The insurgents, says New York University law professor Noah Feldman, a former official of the U.S. occupation authority in Iraq, "are getting stronger every passing day." Contrary to assumptions in this country, he told Newsday, "there is no evidence whatsoever that they cannot win."

The election was supposed to have the opposite result. It was billed as giving the Iraqi people the chance to defy threats of bloodshed, express their belief in democracy, create a government enjoying broad-based legitimacy and drain support from the insurgency. Instead, the election led to months of squabbling among different factions, creating uncertainty and disenchantment among ordinary Iraqis. The difficulties in this process bode ill for the bigger job ahead - writing a constitution that will unite the country's bitterly divided factions behind a new Iraq.

The dilemmas faced by the United States persist. We see no choice but to carry out military missions to kill insurgents - but those missions produce collateral damage that alienates the people we are trying to help. We can't improve the security environment until we rebuild the infrastructure and revive its economy - which we can't do until security improves. Of the $18.4 billion in economic aid the United States promised, Iraq has gotten only $4.8 billion.

The U.S. government has spent huge amounts, though, on the war.

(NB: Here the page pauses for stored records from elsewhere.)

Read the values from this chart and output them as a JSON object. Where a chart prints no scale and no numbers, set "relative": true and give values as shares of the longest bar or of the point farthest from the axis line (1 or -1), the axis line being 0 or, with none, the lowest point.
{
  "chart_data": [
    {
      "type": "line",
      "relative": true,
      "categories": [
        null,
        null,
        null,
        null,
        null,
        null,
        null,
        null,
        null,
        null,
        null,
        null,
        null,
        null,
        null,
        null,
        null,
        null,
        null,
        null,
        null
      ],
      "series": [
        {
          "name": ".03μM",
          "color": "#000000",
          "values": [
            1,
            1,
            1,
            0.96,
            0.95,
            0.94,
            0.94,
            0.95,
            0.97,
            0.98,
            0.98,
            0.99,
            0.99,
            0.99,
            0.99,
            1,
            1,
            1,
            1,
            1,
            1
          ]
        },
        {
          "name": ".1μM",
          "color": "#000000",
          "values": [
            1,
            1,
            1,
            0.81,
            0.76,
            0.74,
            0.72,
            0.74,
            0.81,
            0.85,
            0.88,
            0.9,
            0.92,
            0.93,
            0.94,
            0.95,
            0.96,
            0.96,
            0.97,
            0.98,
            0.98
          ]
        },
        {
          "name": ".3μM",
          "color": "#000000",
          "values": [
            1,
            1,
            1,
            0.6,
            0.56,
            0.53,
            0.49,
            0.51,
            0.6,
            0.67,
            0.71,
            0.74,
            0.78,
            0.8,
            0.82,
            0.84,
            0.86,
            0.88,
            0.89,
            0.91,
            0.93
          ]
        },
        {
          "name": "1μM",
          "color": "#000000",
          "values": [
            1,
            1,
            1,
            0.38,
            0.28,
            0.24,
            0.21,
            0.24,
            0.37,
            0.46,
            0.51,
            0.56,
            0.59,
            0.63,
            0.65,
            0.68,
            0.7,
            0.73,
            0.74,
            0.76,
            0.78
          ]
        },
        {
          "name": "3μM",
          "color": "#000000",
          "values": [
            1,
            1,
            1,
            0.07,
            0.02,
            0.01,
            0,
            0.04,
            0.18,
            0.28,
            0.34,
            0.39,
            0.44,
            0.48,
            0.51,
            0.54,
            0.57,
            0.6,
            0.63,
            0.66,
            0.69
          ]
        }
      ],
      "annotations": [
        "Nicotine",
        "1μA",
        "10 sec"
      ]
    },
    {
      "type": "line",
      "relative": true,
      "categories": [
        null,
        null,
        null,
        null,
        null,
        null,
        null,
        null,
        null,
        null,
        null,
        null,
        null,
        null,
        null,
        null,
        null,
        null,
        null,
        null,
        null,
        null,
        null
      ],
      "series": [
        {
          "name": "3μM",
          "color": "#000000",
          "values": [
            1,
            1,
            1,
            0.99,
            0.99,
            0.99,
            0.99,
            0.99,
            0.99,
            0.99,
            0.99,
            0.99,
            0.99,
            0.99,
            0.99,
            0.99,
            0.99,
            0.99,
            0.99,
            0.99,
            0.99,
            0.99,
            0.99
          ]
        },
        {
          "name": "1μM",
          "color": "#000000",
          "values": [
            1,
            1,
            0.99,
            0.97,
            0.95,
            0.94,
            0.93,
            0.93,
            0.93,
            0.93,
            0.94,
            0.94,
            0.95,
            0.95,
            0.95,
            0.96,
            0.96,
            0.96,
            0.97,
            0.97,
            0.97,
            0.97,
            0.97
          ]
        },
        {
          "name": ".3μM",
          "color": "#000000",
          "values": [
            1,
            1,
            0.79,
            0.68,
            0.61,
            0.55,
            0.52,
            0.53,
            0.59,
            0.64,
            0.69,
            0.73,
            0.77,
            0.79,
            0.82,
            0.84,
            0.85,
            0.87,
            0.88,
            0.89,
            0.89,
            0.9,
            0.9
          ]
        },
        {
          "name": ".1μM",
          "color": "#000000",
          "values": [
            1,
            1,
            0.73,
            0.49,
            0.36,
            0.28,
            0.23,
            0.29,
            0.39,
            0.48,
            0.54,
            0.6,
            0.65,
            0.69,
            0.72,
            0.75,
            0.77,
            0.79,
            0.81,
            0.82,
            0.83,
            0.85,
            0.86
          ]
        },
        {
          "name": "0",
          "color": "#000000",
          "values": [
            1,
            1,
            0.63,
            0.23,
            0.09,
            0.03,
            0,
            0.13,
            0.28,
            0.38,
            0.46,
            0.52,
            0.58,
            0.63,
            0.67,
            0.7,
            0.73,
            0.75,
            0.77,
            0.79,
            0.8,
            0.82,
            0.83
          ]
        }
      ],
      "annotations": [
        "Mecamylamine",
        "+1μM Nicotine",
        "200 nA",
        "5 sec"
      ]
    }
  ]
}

The total tab now exceeds $200 billion, with the meter still running.

But money can't solve some problems. The military is showing the effects of the stresses placed on it, with recruiters consistently unable to meet their quotas, and some of them breaking the rules to find warm bodies. The Army has missed its recruiting goals for the last three months, including a gaping 42 percent shortfall in April. One undermanned Marine unit put up cardboard cutouts bedecked with camouflage shirts to try to fool the enemy.

Joint Chiefs of Staff Chairman Richard Myers warns that insurgencies commonly last "from three, four years to nine years." But successful counterinsurgency wars are rare. We may not have the means to win this one - even if Americans are willing to stay for years to come, and even if the military can withstand the debilitating demands on its people.

It's hard to find grounds for optimism. Brookings Institution scholar Ivo Daalder notes something ominous about our experience: "We have had one bright spot in Iraq in two years - the elections."

Many Americans assume that if we stay the course, things will get better. But it's worth pondering the question Jack Nicholson asked in one of his movies: "What if this is as good as it gets?"

Steve Chapman is a columnist for the Chicago Tribune.